I like it for a few reasons. First: it's organized into various easy-to-find sections, like “Vomiting”, “Bed-wetting” or whatever. Then, in a few chatty paragraphs, the bottom line is always the same: laissez-faire. Do less. Observe. It's probably fine.
I also have, as a comparison, the official American Academy of Pediatrics book, which I consider the voice of the current institutional pediatric “mainstream”. And THAT book is much more alarm-raising, just because it's less opinionated and more, “If you're kid is vomiting, it's probably fine, they must have eaten something strange, so probably it's nothing... UNLESS IT'S GERD, IN WHICH CASE GET THEE TO THE ER.” Dr. Cohen basically assumes everything is fine and reassures you - the high-strung parent - that it is. (In contrast, the AAP book notes that things are probably fine but here are a few ways they could REALLY NOT BE.)
All that to say, this book is a nice antidote to the sort of “I will reduce all risks to zero” irrationality of intensive American hyperparenting (that leads to bad outcomes, dammit! talk about Greek tragedy/irony). For example, we learned in Bringing Up Bebe that French babies sleep through the night at 2 months. Dr. Cohen explains this French method: at 4 months old, you put the baby in their crib in their own bedroom at 7pm, close the door, and re-open it at 7am the next morning. REGARDLESS OF WHAT YOU HEAR IN THERE. This may, of course, rub people the wrong way (see the critical Amazon reviews accusing him of cruelty, child abuse, etc). But, well, the evidence (from randomized-control trials) is on his side...

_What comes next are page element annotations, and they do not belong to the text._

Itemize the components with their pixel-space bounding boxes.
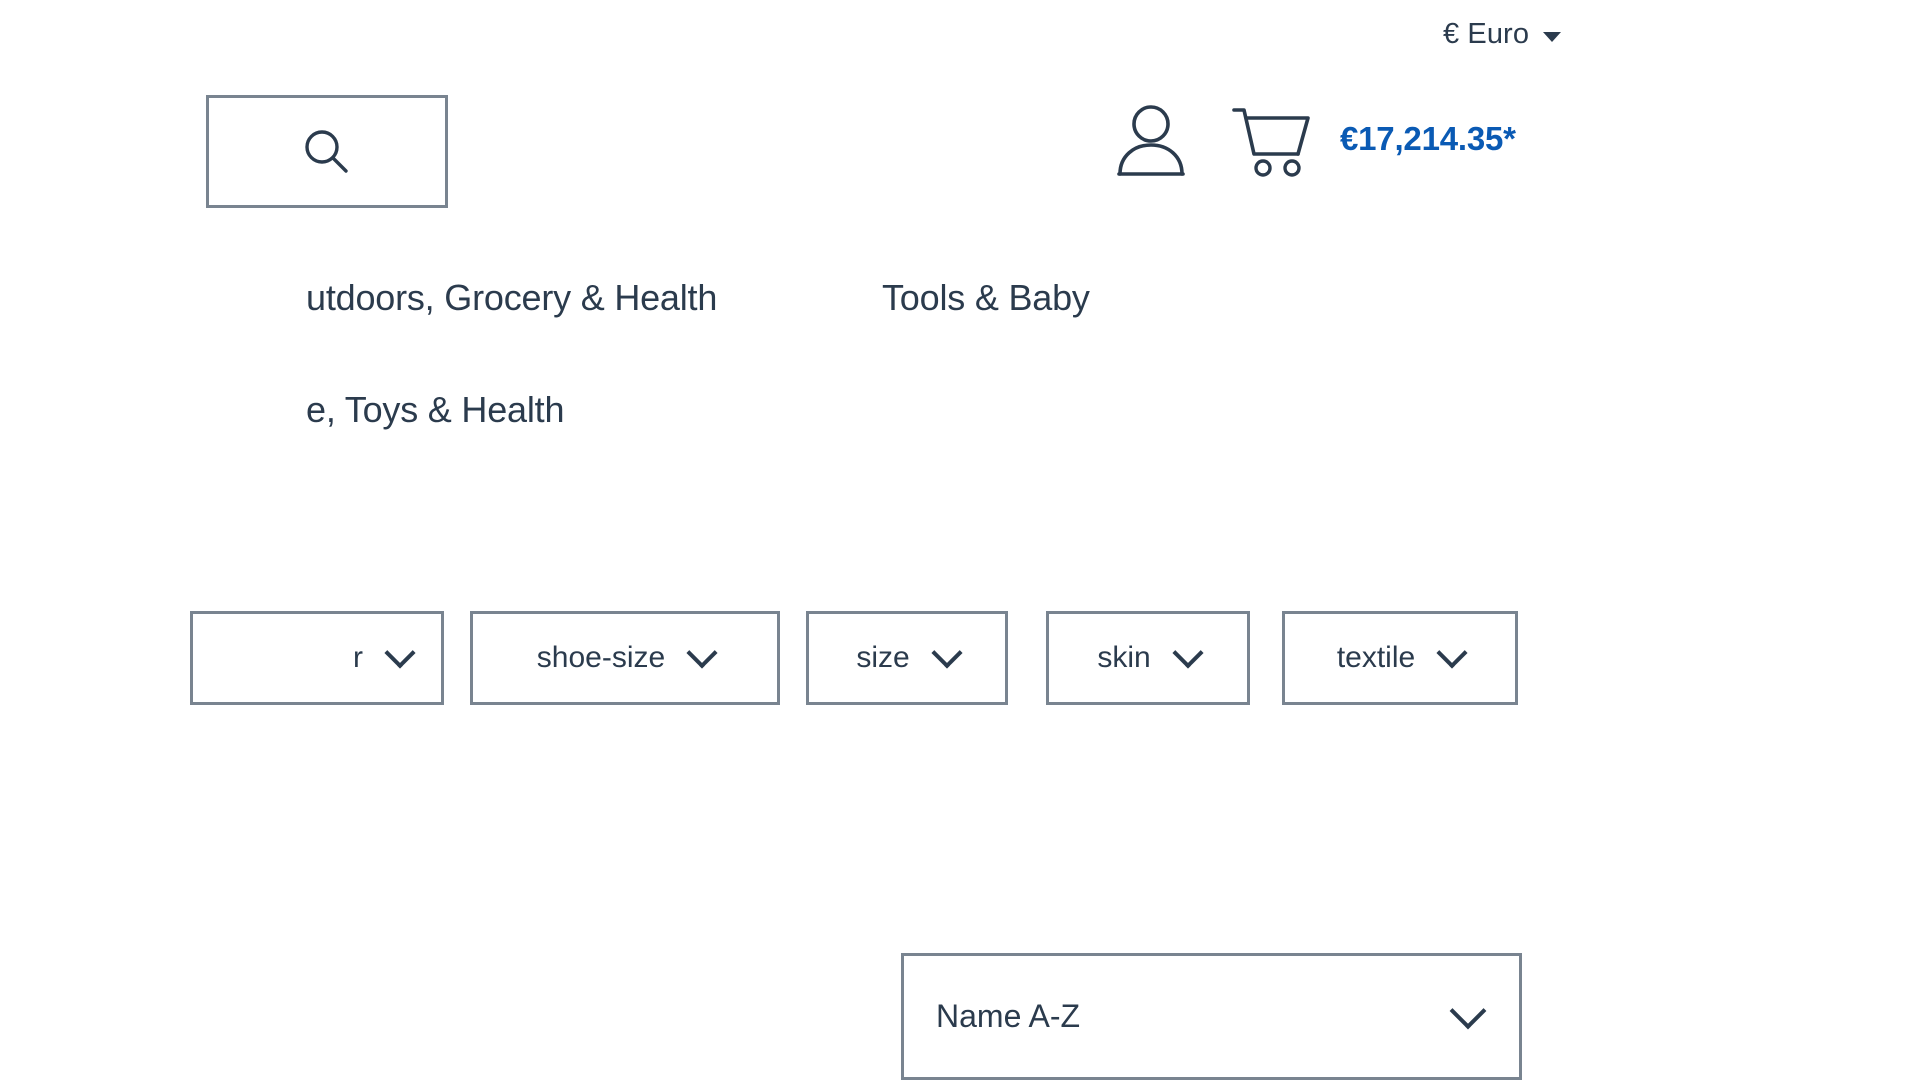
sorting-select[interactable]: Name A-Z: [901, 953, 1522, 1080]
sorting-selected-value: Name A-Z: [936, 998, 1081, 1034]
filter-dropdown-textile[interactable]: textile: [1282, 611, 1518, 705]
account-button[interactable]: [1112, 98, 1190, 176]
chevron-down-icon: [384, 637, 416, 669]
filter-label: skin: [1097, 641, 1151, 674]
user-icon: [1112, 105, 1190, 180]
currency-label: € Euro: [1443, 18, 1530, 50]
filter-dropdown-size[interactable]: size: [806, 611, 1008, 705]
filter-label: shoe-size: [536, 641, 666, 674]
filter-dropdown-skin[interactable]: skin: [1046, 611, 1250, 705]
filter-label: size: [856, 641, 910, 674]
currency-switcher[interactable]: € Euro: [1443, 18, 1562, 51]
filter-dropdown-color[interactable]: r: [190, 611, 444, 705]
search-button[interactable]: [206, 95, 448, 208]
main-navigation-row-2: e, Toys & Health: [0, 384, 1920, 436]
chevron-down-icon: [1449, 992, 1487, 1029]
chevron-down-icon: [686, 637, 718, 669]
storefront-page: € Euro €17,214.35* utdoors, Grocery & He…: [0, 0, 1920, 1080]
filter-bar: r shoe-size size skin textile: [0, 611, 1920, 709]
chevron-down-icon: [1543, 31, 1562, 42]
cart-total-amount[interactable]: €17,214.35*: [1340, 120, 1516, 158]
nav-item-tools-baby[interactable]: Tools & Baby: [882, 272, 1090, 324]
chevron-down-icon: [931, 637, 963, 669]
filter-dropdown-shoe-size[interactable]: shoe-size: [470, 611, 780, 705]
nav-item-outdoors-grocery-health[interactable]: utdoors, Grocery & Health: [306, 272, 717, 324]
main-navigation-row-1: utdoors, Grocery & Health Tools & Baby: [0, 272, 1920, 324]
chevron-down-icon: [1436, 637, 1468, 669]
search-icon: [300, 125, 354, 179]
filter-label: textile: [1336, 641, 1416, 674]
nav-item-toys-health[interactable]: e, Toys & Health: [306, 384, 564, 436]
cart-button[interactable]: [1232, 104, 1314, 178]
chevron-down-icon: [1172, 637, 1204, 669]
filter-label: r: [353, 641, 363, 674]
shopping-cart-icon: [1232, 108, 1314, 182]
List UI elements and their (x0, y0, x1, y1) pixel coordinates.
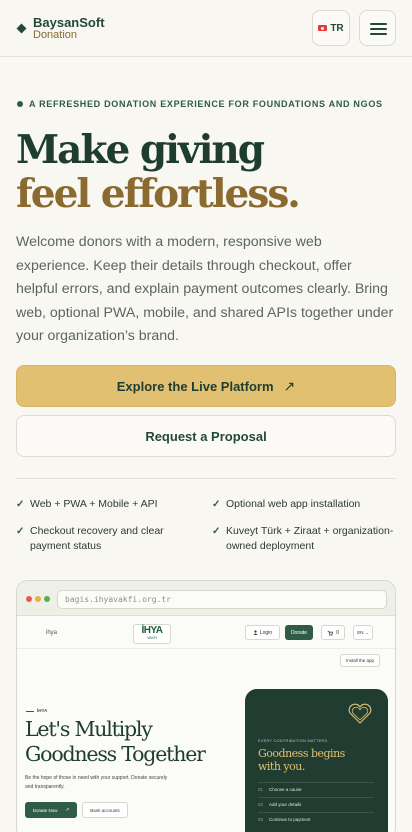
brand-logo-icon (16, 23, 27, 34)
user-icon (253, 630, 258, 635)
feature-label: Web + PWA + Mobile + API (30, 498, 158, 510)
preview-donate-now-label: Donate Now (32, 807, 58, 813)
preview-logo-main: İHYA (141, 625, 163, 636)
eyebrow-dot (17, 101, 23, 107)
preview-nav-link: ihya (46, 630, 58, 636)
preview-login-label: Login (259, 629, 273, 636)
arrow-up-right-icon: ↗ (283, 377, 296, 394)
step-number: 02 (258, 802, 264, 807)
request-proposal-label: Request a Proposal (145, 428, 267, 444)
hero-title-line2: feel effortless. (16, 171, 301, 217)
feature-label: Kuveyt Türk + Ziraat + organization-owne… (226, 525, 394, 552)
preview-card-eyebrow: EVERY CONTRIBUTION MATTERS (258, 739, 328, 743)
preview-tag-line (26, 711, 34, 712)
language-label: TR (330, 22, 344, 34)
check-icon: ✓ (212, 526, 221, 537)
section-divider (16, 478, 396, 479)
preview-logo-sub: VAKFI (147, 636, 157, 640)
preview-donate-now-button: Donate Now ↗ (25, 802, 77, 818)
step-label: Continue to payment (269, 817, 311, 822)
platform-preview: bagis.ihyavakfi.org.tr ihya İHYA VAKFI L… (16, 580, 396, 832)
step-number: 01 (258, 787, 264, 792)
preview-site-nav: ihya İHYA VAKFI Login Donate 0 EN ⌄ (17, 617, 395, 649)
check-icon: ✓ (16, 526, 25, 537)
hero-eyebrow: A REFRESHED DONATION EXPERIENCE FOR FOUN… (29, 99, 383, 109)
preview-subtext: Be the hope of those in need with your s… (25, 775, 168, 790)
preview-heading-line1: Let's Multiply (25, 717, 153, 741)
preview-card-step: 03 Continue to payment (258, 812, 374, 826)
check-icon: ✓ (16, 499, 25, 510)
preview-card-title-line1: Goodness begins (258, 747, 345, 760)
preview-url-bar: bagis.ihyavakfi.org.tr (57, 590, 387, 609)
cart-icon (327, 630, 334, 636)
preview-card-step: 01 Choose a cause (258, 782, 374, 796)
feature-item: ✓ Checkout recovery and clear payment st… (16, 524, 201, 554)
chevron-down-icon: ⌄ (365, 630, 369, 635)
heart-icon (348, 703, 372, 724)
preview-donation-card: EVERY CONTRIBUTION MATTERS Goodness begi… (245, 689, 388, 832)
feature-item: ✓ Optional web app installation (212, 497, 396, 512)
explore-platform-button[interactable]: Explore the Live Platform ↗ (16, 365, 396, 407)
preview-donate-button: Donate (285, 625, 313, 640)
preview-bank-accounts-button: Bank accounts (82, 802, 128, 818)
check-icon: ✓ (212, 499, 221, 510)
feature-label: Checkout recovery and clear payment stat… (30, 525, 164, 552)
preview-card-step: 02 Add your details (258, 797, 374, 811)
brand-name[interactable]: BaysanSoft (33, 15, 105, 30)
request-proposal-button[interactable]: Request a Proposal (16, 415, 396, 457)
arrow-up-right-icon: ↗ (65, 807, 70, 812)
preview-heading-line2: Goodness Together (25, 742, 206, 766)
preview-language-label: EN (357, 630, 364, 635)
step-label: Choose a cause (269, 787, 302, 792)
minimize-dot-icon (35, 596, 41, 602)
hamburger-icon (370, 28, 387, 30)
preview-language-select: EN ⌄ (353, 625, 373, 640)
browser-chrome: bagis.ihyavakfi.org.tr (17, 581, 395, 616)
preview-cart-count: 0 (336, 629, 339, 636)
site-header: BaysanSoft Donation TR (0, 0, 412, 57)
preview-site-logo: İHYA VAKFI (133, 624, 171, 644)
preview-cart-button: 0 (321, 625, 345, 640)
preview-card-title-line2: with you. (258, 760, 305, 773)
hamburger-icon (370, 23, 387, 25)
preview-install-app-button: Install the app (340, 654, 380, 667)
feature-item: ✓ Kuveyt Türk + Ziraat + organization-ow… (212, 524, 396, 554)
step-label: Add your details (269, 802, 302, 807)
menu-button[interactable] (359, 10, 396, 46)
hero-lead: Welcome donors with a modern, responsive… (16, 234, 394, 344)
preview-login-button: Login (245, 625, 280, 640)
feature-label: Optional web app installation (226, 498, 361, 510)
language-button[interactable]: TR (312, 10, 350, 46)
step-number: 03 (258, 817, 264, 822)
explore-platform-label: Explore the Live Platform (116, 378, 274, 394)
turkey-flag-icon (318, 25, 328, 31)
brand-subtitle: Donation (33, 29, 78, 41)
hamburger-icon (370, 33, 387, 35)
feature-item: ✓ Web + PWA + Mobile + API (16, 497, 201, 512)
preview-tag: İHYA (37, 708, 48, 713)
maximize-dot-icon (44, 596, 50, 602)
close-dot-icon (26, 596, 32, 602)
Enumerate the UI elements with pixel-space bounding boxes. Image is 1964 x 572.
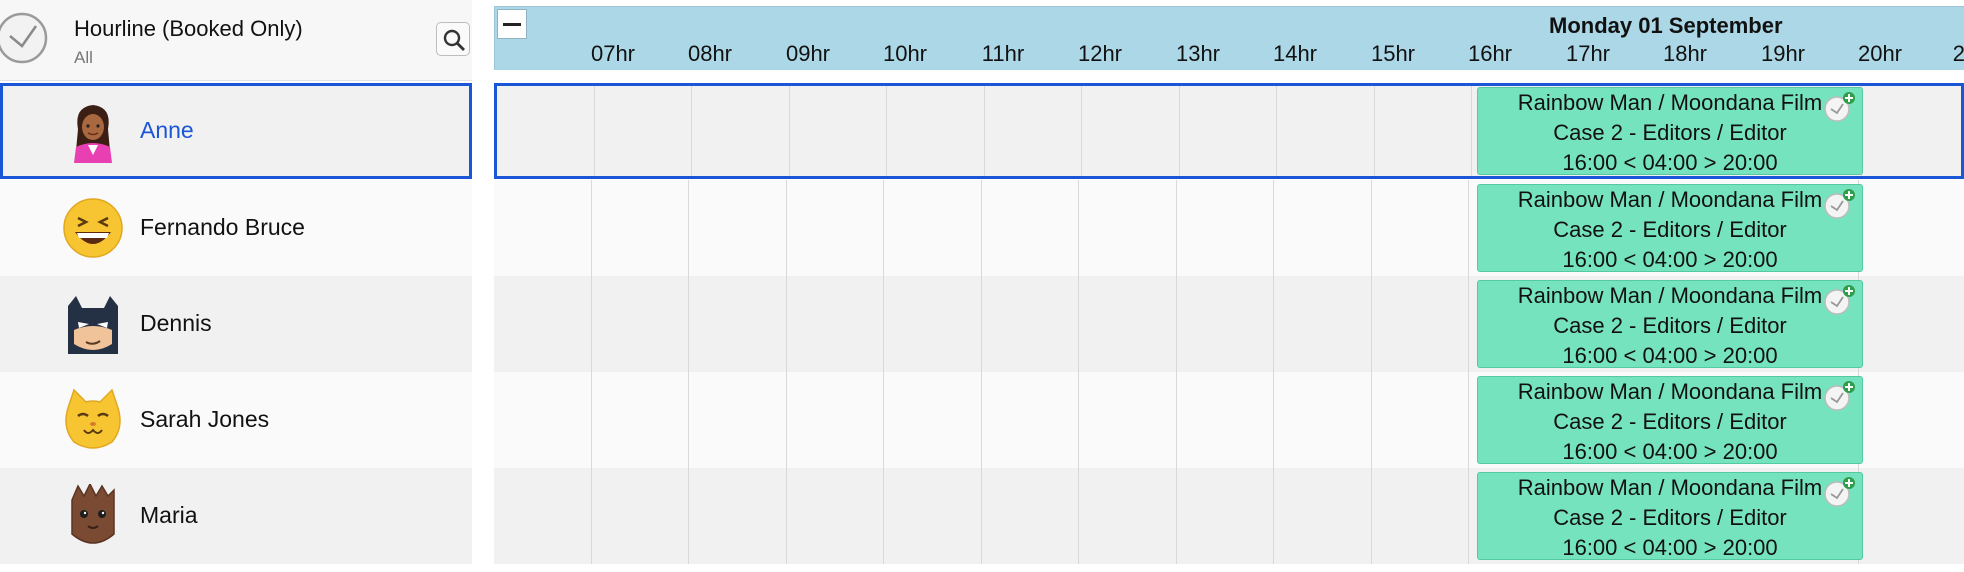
booking-role: Case 2 - Editors / Editor bbox=[1553, 505, 1787, 530]
hour-label: 15hr bbox=[1370, 41, 1416, 66]
hour-label: 09hr bbox=[785, 41, 831, 66]
hour-label: 10hr bbox=[882, 41, 928, 66]
tree-creature-avatar-icon bbox=[71, 484, 115, 544]
booking-time: 16:00 < 04:00 > 20:00 bbox=[1562, 247, 1778, 272]
resource-row-fernando-bruce[interactable]: Fernando Bruce bbox=[0, 180, 472, 276]
resource-row-anne[interactable]: Anne bbox=[0, 83, 472, 179]
booking-time: 16:00 < 04:00 > 20:00 bbox=[1562, 343, 1778, 368]
booking-time: 16:00 < 04:00 > 20:00 bbox=[1562, 535, 1778, 560]
hour-label: 11hr bbox=[981, 41, 1025, 66]
person-name[interactable]: Dennis bbox=[140, 310, 212, 337]
timeline-header: Monday 01 September 07hr 08hr 09hr 10hr … bbox=[494, 6, 1964, 70]
booking-role: Case 2 - Editors / Editor bbox=[1553, 313, 1787, 338]
timeline-row-dennis[interactable]: Rainbow Man / Moondana Film Case 2 - Edi… bbox=[494, 276, 1964, 372]
add-clock-icon[interactable] bbox=[1822, 90, 1856, 124]
booking-time: 16:00 < 04:00 > 20:00 bbox=[1562, 150, 1778, 175]
person-name[interactable]: Sarah Jones bbox=[140, 406, 269, 433]
booking-time: 16:00 < 04:00 > 20:00 bbox=[1562, 439, 1778, 464]
hour-label: 13hr bbox=[1175, 41, 1221, 66]
booking-role: Case 2 - Editors / Editor bbox=[1553, 409, 1787, 434]
person-name[interactable]: Fernando Bruce bbox=[140, 214, 305, 241]
booking-project: Rainbow Man / Moondana Film bbox=[1517, 379, 1823, 404]
add-clock-icon[interactable] bbox=[1822, 283, 1856, 317]
booking-role: Case 2 - Editors / Editor bbox=[1553, 217, 1787, 242]
resource-row-dennis[interactable]: Dennis bbox=[0, 276, 472, 372]
resource-row-sarah-jones[interactable]: Sarah Jones bbox=[0, 372, 472, 468]
booking-project: Rainbow Man / Moondana Film bbox=[1517, 475, 1823, 500]
hour-label: 16hr bbox=[1467, 41, 1513, 66]
hour-label: 14hr bbox=[1272, 41, 1318, 66]
hour-label: 12hr bbox=[1077, 41, 1123, 66]
cat-face-avatar-icon bbox=[65, 388, 121, 449]
add-clock-icon[interactable] bbox=[1822, 187, 1856, 221]
search-button[interactable] bbox=[436, 22, 470, 56]
hour-label: 20hr bbox=[1857, 41, 1903, 66]
woman-avatar-icon bbox=[74, 105, 112, 163]
hour-label: 08hr bbox=[687, 41, 733, 66]
timeline-row-anne[interactable]: Rainbow Man / Moondana Film Case 2 - Edi… bbox=[494, 83, 1964, 179]
bat-mask-avatar-icon bbox=[68, 296, 118, 354]
hour-label: 19hr bbox=[1760, 41, 1806, 66]
search-icon bbox=[443, 29, 465, 51]
person-name[interactable]: Anne bbox=[140, 117, 194, 144]
booking-role: Case 2 - Editors / Editor bbox=[1553, 120, 1787, 145]
timeline-row-maria[interactable]: Rainbow Man / Moondana Film Case 2 - Edi… bbox=[494, 468, 1964, 564]
booking-block[interactable]: Rainbow Man / Moondana Film Case 2 - Edi… bbox=[1477, 184, 1863, 272]
booking-block[interactable]: Rainbow Man / Moondana Film Case 2 - Edi… bbox=[1477, 87, 1863, 175]
date-title: Monday 01 September bbox=[1549, 13, 1783, 38]
hour-label: 17hr bbox=[1565, 41, 1611, 66]
person-name[interactable]: Maria bbox=[140, 502, 198, 529]
booking-project: Rainbow Man / Moondana Film bbox=[1517, 187, 1823, 212]
booking-block[interactable]: Rainbow Man / Moondana Film Case 2 - Edi… bbox=[1477, 472, 1863, 560]
hour-label: 18hr bbox=[1662, 41, 1708, 66]
add-clock-icon[interactable] bbox=[1822, 475, 1856, 509]
add-clock-icon[interactable] bbox=[1822, 379, 1856, 413]
timeline-row-fernando-bruce[interactable]: Rainbow Man / Moondana Film Case 2 - Edi… bbox=[494, 180, 1964, 276]
filter-label[interactable]: All bbox=[74, 48, 93, 68]
clock-icon[interactable] bbox=[0, 8, 50, 64]
timeline-row-sarah-jones[interactable]: Rainbow Man / Moondana Film Case 2 - Edi… bbox=[494, 372, 1964, 468]
booking-block[interactable]: Rainbow Man / Moondana Film Case 2 - Edi… bbox=[1477, 280, 1863, 368]
hour-label: 07hr bbox=[590, 41, 636, 66]
collapse-button[interactable] bbox=[497, 9, 527, 39]
resource-row-maria[interactable]: Maria bbox=[0, 468, 472, 564]
hour-label: 2 bbox=[1952, 41, 1964, 66]
booking-block[interactable]: Rainbow Man / Moondana Film Case 2 - Edi… bbox=[1477, 376, 1863, 464]
booking-project: Rainbow Man / Moondana Film bbox=[1517, 283, 1823, 308]
view-title: Hourline (Booked Only) bbox=[74, 16, 303, 41]
booking-project: Rainbow Man / Moondana Film bbox=[1517, 90, 1823, 115]
grinning-face-avatar-icon bbox=[63, 198, 123, 258]
resource-panel-header: Hourline (Booked Only) All bbox=[0, 0, 472, 81]
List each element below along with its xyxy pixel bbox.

His method of toddler discipline is similarly, ehhh, NOT attachment parenty and quite, hmmm, “traditional”? Basically, he advocates puppy training. At any infraction (e.g. touching parent's laptop), toddler is placed in a prison (crib, room with locked door). They can come out when they stop screaming. Rinse and repeat. (I actually don't know if the evidence is on his side on this one.) Toddler throws food on floor? Meal is over, no food given until next meal in 2 hours. And so on.
It's all very CLEAR, very NOT attachment parent-y, very French? Which, again, I did find and do find quite refreshing when - in a moment of panic (and it is normally moments of panic) - I'm like, “omg the child is hitting other children, what parenting do I doooo?!!” (iirc, “nothing” is Dr. Cohen's advice)
Indeed, if there's one criticism I can level at the book, it's that he is SO confident in his approach (and I do kinda think... he might be right on most things?) that he sometimes scares you straight about using it. e.g. If you DON'T put your 4-month-old baby in their crib dungeon by 7pm and lock the door, you will get divorced. If you don't time-out the hell out of your toddler, DIVORCE for you too! Etc. I think, in general, parenting can be so anxiety-riddled and perfectionistic anyway that advice and judgment should be as mild as possible. But maybe I'm just still suffused with my new “parent as therapy Buddha” from The Emotional Life of the Toddler (which, if Dr. Cohen is “parenting as puppy training”, that book is “parenting as free, 20-year therapy session” - and I say that with love for both books!).